Un ciclo histórico desconocido por las generaciones presentes ha florecido con la nueva Ley Antitabaco. Sin embargo, y lejos de lo que se pueda pensar, este hecho no es para nada un asunto novedoso en el interminable relato de la humanidad. En tiempos pasados, más allá incluso del cuplé que popularizó la española Sarita Montiel que glorificaba el acto de fumar, este hábito ya estaba envuelto en una densa humareda, con anécdotas curiosas y asesinatos incluidos.
Y es que, la popularización en la Europa medieval de las hojas de tabaco que llegaban desde las américas desencadenó la primera batalla política y social en torno a esta práctica. "El fumar es un hábito repugnante a la vista, odiado al olfato, dañino para el cerebro y peligroso para los pulmones". Así se manifestaba en el año 1616 el rey Jacobo I de Inglaterra (1566-1625) en un boletín sobre la nueva "mala costumbre" procedente del continente colonizado por los españoles.
En 1588, la disputa se transformó en discursos y acciones más explosivas; como cuando el capitán de un barco de la Armada Española prohibió a uno de sus hombres fumar; éste, para mostrar su enfadó no tuvo mejor ocurrencia que vaciar su pipa en un barril de pólvora haciendo volar por los aires el galeón.
En Inglaterra, el hábito de fumar se hizo popular a través del también marino sir Walter Raleigh (1554-1618).

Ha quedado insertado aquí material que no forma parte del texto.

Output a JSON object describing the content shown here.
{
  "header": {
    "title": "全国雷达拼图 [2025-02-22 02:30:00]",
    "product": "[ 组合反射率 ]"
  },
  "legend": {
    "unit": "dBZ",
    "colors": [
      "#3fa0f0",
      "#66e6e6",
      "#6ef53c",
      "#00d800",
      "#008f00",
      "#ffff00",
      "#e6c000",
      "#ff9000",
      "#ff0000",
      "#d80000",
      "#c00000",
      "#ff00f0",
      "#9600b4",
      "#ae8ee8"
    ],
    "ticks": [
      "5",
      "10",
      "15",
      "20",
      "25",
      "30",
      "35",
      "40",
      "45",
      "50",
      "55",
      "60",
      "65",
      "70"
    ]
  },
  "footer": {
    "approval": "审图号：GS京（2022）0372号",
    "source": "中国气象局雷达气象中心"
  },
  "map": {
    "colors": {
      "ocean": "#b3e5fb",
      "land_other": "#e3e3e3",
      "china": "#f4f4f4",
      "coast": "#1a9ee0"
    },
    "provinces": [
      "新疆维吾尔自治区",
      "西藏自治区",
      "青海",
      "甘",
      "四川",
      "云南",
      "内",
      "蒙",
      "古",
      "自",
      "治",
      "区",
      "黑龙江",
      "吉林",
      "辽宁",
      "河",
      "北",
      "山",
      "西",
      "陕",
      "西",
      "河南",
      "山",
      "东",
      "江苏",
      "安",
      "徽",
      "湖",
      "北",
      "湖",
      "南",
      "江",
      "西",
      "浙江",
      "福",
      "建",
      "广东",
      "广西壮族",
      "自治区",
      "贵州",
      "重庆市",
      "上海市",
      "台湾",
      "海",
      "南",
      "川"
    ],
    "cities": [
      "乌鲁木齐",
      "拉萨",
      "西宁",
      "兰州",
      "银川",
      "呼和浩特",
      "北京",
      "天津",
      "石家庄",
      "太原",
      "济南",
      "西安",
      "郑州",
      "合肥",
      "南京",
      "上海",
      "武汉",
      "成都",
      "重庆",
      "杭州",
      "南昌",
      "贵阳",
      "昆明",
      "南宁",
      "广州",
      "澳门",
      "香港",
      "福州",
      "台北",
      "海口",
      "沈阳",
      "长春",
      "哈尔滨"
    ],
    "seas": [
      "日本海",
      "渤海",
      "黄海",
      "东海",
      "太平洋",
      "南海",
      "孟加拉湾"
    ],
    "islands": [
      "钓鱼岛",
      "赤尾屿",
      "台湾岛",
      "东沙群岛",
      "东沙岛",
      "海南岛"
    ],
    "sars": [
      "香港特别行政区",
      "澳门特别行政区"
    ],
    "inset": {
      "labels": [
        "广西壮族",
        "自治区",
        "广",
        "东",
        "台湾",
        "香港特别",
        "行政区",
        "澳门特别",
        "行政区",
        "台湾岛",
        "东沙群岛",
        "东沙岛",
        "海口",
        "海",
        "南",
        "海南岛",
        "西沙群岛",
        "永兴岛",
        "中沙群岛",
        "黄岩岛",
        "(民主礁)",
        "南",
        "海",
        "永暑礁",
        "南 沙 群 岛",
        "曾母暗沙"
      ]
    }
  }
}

Incluso la reina Isabel I (1533-1603) aprendió a usar una pipa. Su sucesor, el militante antitabaco Jacobo I, hizo decapitar a Raleigh en 1618. "Para mí es incomprensible por qué una costumbre que introdujo un tipo tan odioso es tan bien recibida", dijo el rey, que, dicho sea de paso, ha pasado la historia por su fama de dipsomaníaco; alcohólico, vamos.
Fue precisamente el propio Raleigh quien protagonizó una anécdota que ha pasado a la historia y que, de hecho fue llevada al cine en la película Smoke: apostó que sería capaz de determinar con precisión el peso del humo que desprendía un cigarro. Para ello, y antes de encenderlo, lo puso en una balanza y lo pesó. Luego, lo prendió y se lo fumó con placer echando con sumo cuidado las cenizas en el platillo de la balanza.
Cuando terminó, puso la colilla en la balanza junto con las cenizas. Después, pesó lo que había allí y acto seguido, restó esa cifra del peso obtenido previamente del cigarro entero; la diferencia era el peso del humo. Esta operación, sin embargo, no fue suficiente demostración de su ingenio para salvar la vida ante el implacable Jacobo I.
Otro caso curioso es el del príncipe Mauricio de Orange (1567-1625), comandante en jefe del Ejército holandés, quien consideraba que los fumadores no servían de soldados; o el médico doctor Beverwijck, quien comentaba en un libro de consejos muy leído en aquella época que: "conocí a un hombre que estaba acostumbrado a fumar diariamente veinte pipas, costumbre que siguió tanto tiempo hasta que ya no pudo tomar aire y murió asfixiado". También las depresiones y la impotencia fueron atribuidas al tabaco.
Por el contrario otros médicos consideraban que fumar tenía efectos curativos. El médico Nicolaes Tulp (1593-1674), retratado por Rembrandt, recetaba a sus pacientes cigarros perfumados como medicina. Tulp, un fumador empedernido, alcanzó la -para su época- poco habitual edad de 81 años.
Con el transcurso del tiempo, las formas de fumadores y no fumadores fueron suavizándose y democratizándose. Por ejemplo, cuando el bucanero holandés Piet Heyn (1577-1629) salió a la mar en 1628 para capturar a la flota española, en sus barcos tenía rincones para fumadores y zonas para no fumadores. La reglamentación de a bordo rezaba: "Nadie puede fumar tabaco, salvo en el lugar previsto delante del palo mayor. Quien no respete esta disposición, permanecerá encerrado ocho días, y en caso de repetir, será lanzado desde el palo mayor". Una extraordinaria forma de hacer respetar una normativa que ya ha sido vivida en tiempos modernos, con la aparición de espacios libres de humos y que, desde enero, ha ido más allá con la prohibición de fumar en lugares públicos cerrados como establece la Ley Antitabaco.